Amaryllis tubispatha L’Héritier, Sert. Angl., 9. 1789; Atamosco texana (Herbert) Greene; Habranthus andersonianus Herbert; H. texanus (Herbert) Steudel; Zephyranthes texana Herbert
Leaf blade dull green, to 4 mm wide. Inflorescence 1-flowered; spathe 1.9–3.1 cm. Flower: perianth 2.1–3.1 cm, tube tinged green, ca. 0.2 cm, distinct portions of tepals somewhat spreading, not reflexed, bright yellow or orangish yellow, sometimes tinged burgundy abaxially, color deepening proximally; filaments 0.8–1.8 cm; anthers (2–)4–5 mm; style 1.8–2 cm; stigma equaling or rarely extending more than 1 mm beyond anthers; pedicel (2–)3.3–4.5(–5.6) mm, exceeding spathe. 2n = 24.
Flowering summer--early fall (Jun--Oct). Grasslands, prairies, disturbed areas; 0--300 m; Ala., Fla., La., Tex.; South America.
In addition to positional differences in the stamens, the trifid, linear stigma of Habranthus tubispathus distinguishes it in its North American range from late summer- and fall-blooming, yellow-flowered, sympatric Zephyranthes species, which have capitate stigmas.
It is not clear whether Habranthus tubispathus is native to North America or was introduced, but it is a disjunct species also found in Argentina, Brazil, central and southern Chile, and southern Uruguay.
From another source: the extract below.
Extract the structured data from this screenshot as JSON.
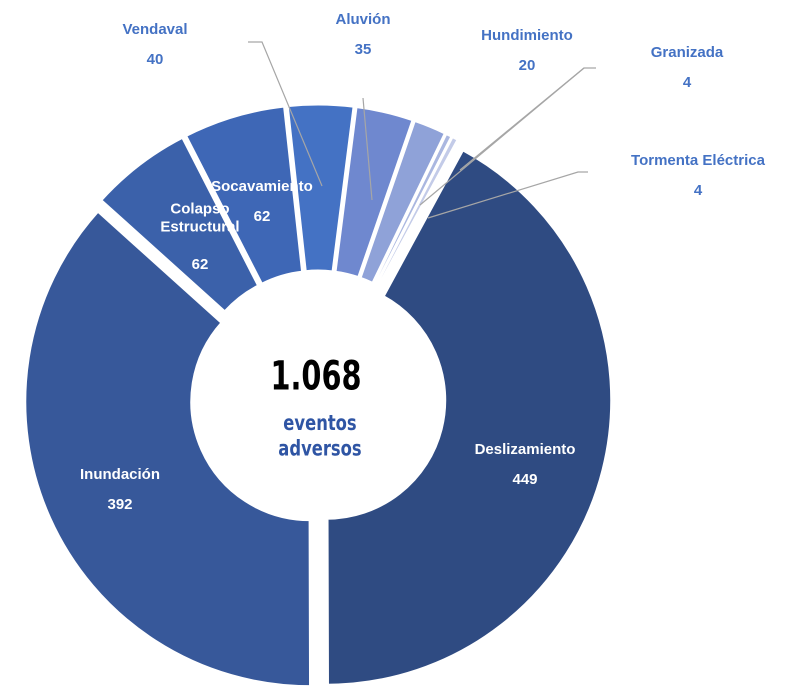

Another such species is Cienfuegosia drummondii (A. Gray) Lewton (Malvaceae), which occurs in northern Argentina, southernmost Brazil, Paraguay, and southern Texas. These taxa are two of a small group of bicentric species showing disjunct distributions between eastern North America and temperate South America (P. A. Fryxell 1967). All are perennial and fully self-compatible, with a high reproductive potential, so the establishment of a single individual could accomplish disjunction. However, H. tubispathus lacks what all the others share: an impermeable seed coat that allows for a degree of dormancy and longevity.
In the 1930s, Harold H. Hume (J. R. Sealy 1937) suggested that Spanish missionaries had introduced Habranthus tubispathus to Texas around 1700. W. C. Holmes and C. J. Wells (1980) have recently supported this idea. Nevertheless, this means of distribution is questionable since, as W. S. Flory (1938) pointed out, the records indicate that Spaniards out of Mexico founded the Texas missions, and H. tubispathus is not found in Mexico. A. R. Diamond et al. (1998) reported historical evidence for the introduction of H. tubispathus into Alabama in the late 1800s by seeds being sent from Texas. A similar mechanism could have introduced the species to Texas from South America.